The Household of God

David Bovenmyer is another long-time member of GCI. He is currently the Managing Editor of The Cause. He wrote an article for the June/July issue entitled, "Respecting Local Leaders". The article deals with the following question, which he raises at the beginning:

"What would you do if someone came to you and said, 'I was put out of a church, even though I did nothing wrong!' How would you know who to believe in a situation like this?"1
Bovenmyer sets out to address this question by making a correlation between the church and a family. He says:

"Let's take the example of a family...The same is true in the church, which is a family (I Timothy 3:15)."2
The verse that he refers to here does state that the church is the "household of God". It is important to note that it does not call the church the "household of the elders". But Bovenmyer is attempting in his article to demonstrate the similarity between the father's role of authority in the family and the elder's role in the church. This is the same blurring of distinction between various types of authority which we saw from McCotter in chapter three.

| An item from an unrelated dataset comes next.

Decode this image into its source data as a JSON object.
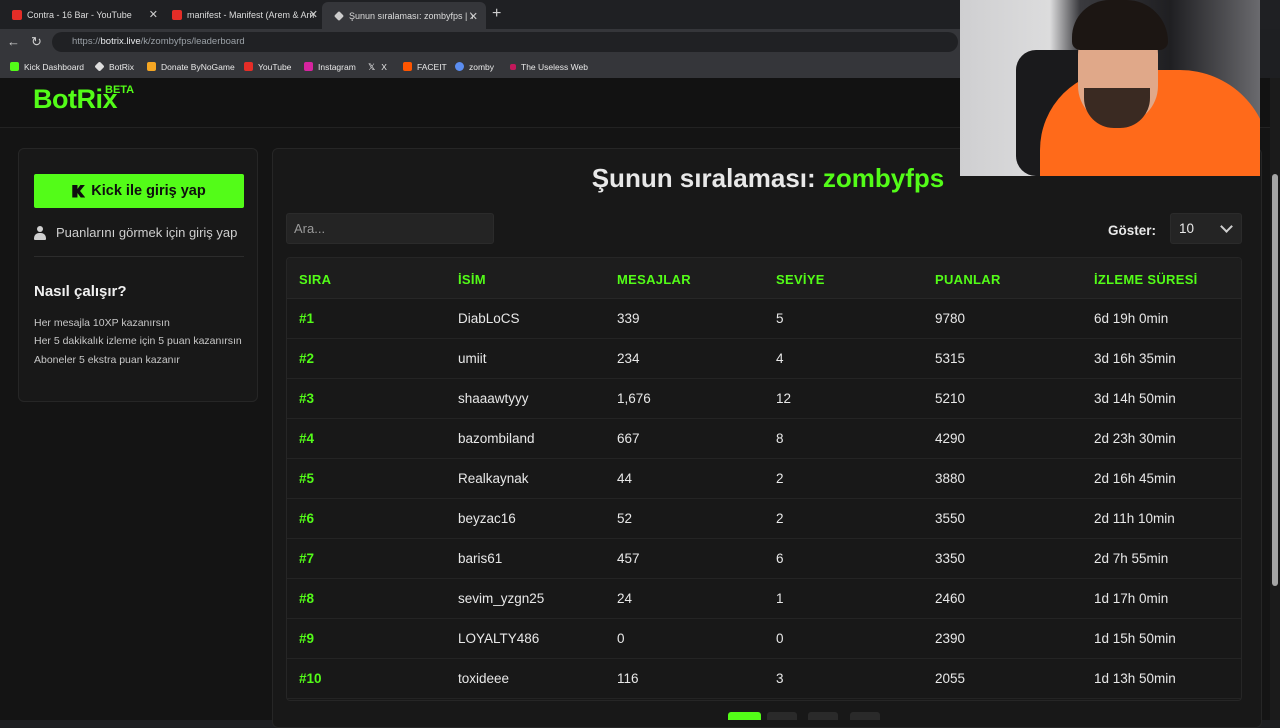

Bovenmyer blurs this distinction in the following way: After citing I Timothy 3:15, which refers to the church as the household of God, he then goes on to quote I Timothy 5:17, which refers to elders "ruling well". With this quick jump from I Timothy 3:15 to 5:17, he leaves us with the impression that we are to view the elders in the church in just the same way we viewed our fathers at home, and to obey them in the same way.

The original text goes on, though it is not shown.